Emery Neff wrote in his book The Poetry of History that “history has been breaking its traditional bounds… to record every manifestation of the human spirit. Literature… has furthered this advance.” Whatever way you look at this, it’s clearly saying that literature has contributed to the formation of history as an entity. This is a debatable point between many historians and something I want to look at.

This topic first came to my attention when I was writing an essay on Dick Turpin for one of my modules. I had to account for the different approaches taken towards Turpin’s life in two different sources. The first one was The Myth of the English Highwayman by James Sharpe and the other was the novel Rookwood, by W.H. Ainsworth. At a first thought, it’s easy to assume that Ainsworth’s work is of little use to the historian, but Rookwood and other works like it can tell us a lot about the past, though not always in the way you’d think.

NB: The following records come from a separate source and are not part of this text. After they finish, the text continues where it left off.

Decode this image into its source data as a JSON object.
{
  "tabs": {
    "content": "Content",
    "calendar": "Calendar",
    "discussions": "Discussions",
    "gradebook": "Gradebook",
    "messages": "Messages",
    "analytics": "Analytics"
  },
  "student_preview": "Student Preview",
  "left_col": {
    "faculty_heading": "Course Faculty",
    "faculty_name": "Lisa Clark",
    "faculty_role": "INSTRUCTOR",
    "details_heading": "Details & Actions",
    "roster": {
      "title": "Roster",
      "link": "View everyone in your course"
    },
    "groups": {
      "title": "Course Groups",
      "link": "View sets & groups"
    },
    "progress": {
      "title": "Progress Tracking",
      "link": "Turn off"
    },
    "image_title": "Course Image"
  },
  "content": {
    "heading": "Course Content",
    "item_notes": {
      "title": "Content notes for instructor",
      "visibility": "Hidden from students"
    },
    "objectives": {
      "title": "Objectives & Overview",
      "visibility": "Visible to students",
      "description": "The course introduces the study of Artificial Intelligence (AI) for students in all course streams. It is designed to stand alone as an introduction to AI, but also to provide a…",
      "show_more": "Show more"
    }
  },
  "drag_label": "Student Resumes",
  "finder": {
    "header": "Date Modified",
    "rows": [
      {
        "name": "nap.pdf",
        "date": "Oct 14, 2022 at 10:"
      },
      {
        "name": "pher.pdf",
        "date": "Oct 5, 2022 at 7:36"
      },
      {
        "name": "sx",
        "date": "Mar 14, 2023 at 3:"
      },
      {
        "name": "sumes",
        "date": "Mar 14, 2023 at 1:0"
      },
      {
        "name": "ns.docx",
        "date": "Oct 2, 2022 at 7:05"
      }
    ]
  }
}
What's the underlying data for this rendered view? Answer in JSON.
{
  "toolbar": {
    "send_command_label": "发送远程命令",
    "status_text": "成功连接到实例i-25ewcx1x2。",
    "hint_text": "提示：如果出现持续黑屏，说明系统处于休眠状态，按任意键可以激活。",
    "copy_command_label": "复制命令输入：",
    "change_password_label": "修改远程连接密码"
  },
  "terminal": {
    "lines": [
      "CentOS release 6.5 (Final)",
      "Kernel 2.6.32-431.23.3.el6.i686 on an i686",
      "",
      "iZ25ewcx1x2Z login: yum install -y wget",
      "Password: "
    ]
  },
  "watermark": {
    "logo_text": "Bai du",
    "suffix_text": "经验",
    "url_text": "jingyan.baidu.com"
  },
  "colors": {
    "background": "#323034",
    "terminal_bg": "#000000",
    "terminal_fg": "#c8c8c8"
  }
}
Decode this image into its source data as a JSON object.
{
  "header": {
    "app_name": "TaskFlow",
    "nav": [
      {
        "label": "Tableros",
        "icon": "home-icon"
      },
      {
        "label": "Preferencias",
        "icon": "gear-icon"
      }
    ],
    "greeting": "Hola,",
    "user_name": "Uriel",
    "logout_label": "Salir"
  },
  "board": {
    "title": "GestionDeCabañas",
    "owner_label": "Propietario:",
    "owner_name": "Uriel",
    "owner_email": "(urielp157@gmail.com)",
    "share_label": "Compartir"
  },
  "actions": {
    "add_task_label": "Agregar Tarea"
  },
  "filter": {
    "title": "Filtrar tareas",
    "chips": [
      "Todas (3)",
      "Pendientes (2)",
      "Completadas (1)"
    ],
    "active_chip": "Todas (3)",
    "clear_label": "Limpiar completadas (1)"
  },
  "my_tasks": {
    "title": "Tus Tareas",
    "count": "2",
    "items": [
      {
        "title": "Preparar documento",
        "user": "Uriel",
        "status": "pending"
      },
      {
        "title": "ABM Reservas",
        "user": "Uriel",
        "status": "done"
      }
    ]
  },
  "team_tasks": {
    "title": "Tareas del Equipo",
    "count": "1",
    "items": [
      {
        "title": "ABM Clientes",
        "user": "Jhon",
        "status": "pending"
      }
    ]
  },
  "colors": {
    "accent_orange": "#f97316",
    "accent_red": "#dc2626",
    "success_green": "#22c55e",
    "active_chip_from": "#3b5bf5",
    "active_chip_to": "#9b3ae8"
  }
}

Using Rookwood as an example, the way history becomes warped by literature is evident. The tale of Dick Turpin and  the noble Black Bess is one that any British teen could tell you, whether they’d studied Turpin or not. However, by every historical account, this is totally inaccurate. Rookwood is written in the gothic style – something very common in Victorian times. It was an escapist style, a way for the literate to visit the ‘romantic’ age that had come before the coming of industry and the destruction of much of the idyllic peace the Victorians liked to imagine was around before their time. Rookwood is a huge example of this – though Turpin is not the  hero, or even a main character, he is a romantic character that was far more popular than any of the actual characters in the book. The age of the highwayman had ended in 1831, three years before the book was published. This was long enough for a rose-tinted glow to settle on the highwaymen, much like the modern view of pirates that has been perpetuated by Pirates of the Caribbean.

You can see the resounding effect Rookwood has had on literature in all sorts of works, the one that immediately springs to mind being Alfred Noyes’ famous poem The Highwayman.

I

The wind was a torrent of darkness among the gusty trees,
The moon was a ghostly galleon tossed upon cloudy seas,
The road was a ribbon of moonlight over the purple moor,
And the highwayman came riding—
Riding—riding—
The highwayman came riding, up to the old inn-door.

II

He’d a French cocked-hat on his forehead, a bunch of lace at his chin,
A coat of the claret velvet, and breeches of brown doe-skin;
They fitted with never a wrinkle: his boots were up to the thigh!
And he rode with a jewelled twinkle,
His pistol butts a-twinkle,
His rapier hilt a-twinkle, under the jewelled sky.

You can see the romanticism that was heaped on highwaymen in the nineteenth century clearly in just this extract – the tale of love that ensues in the rest of the poem is typical of the view adopted in the Victorian age.

This is perhaps a topic most people think is more suited to a student of English Literature, rather than a history undergraduate. However, much can be learned from famous works from history, more than the author intended. Rookwood, for example, and The Highwayman both show the Victorian romanticism and the peculiar honour they gave to people who were among the most violent of criminals. You can pick out things about the respect given to family and inheritance from Rookwood, as well as information about the kind of struggles that went on if there was any contest for the wealth left in the wake of a death.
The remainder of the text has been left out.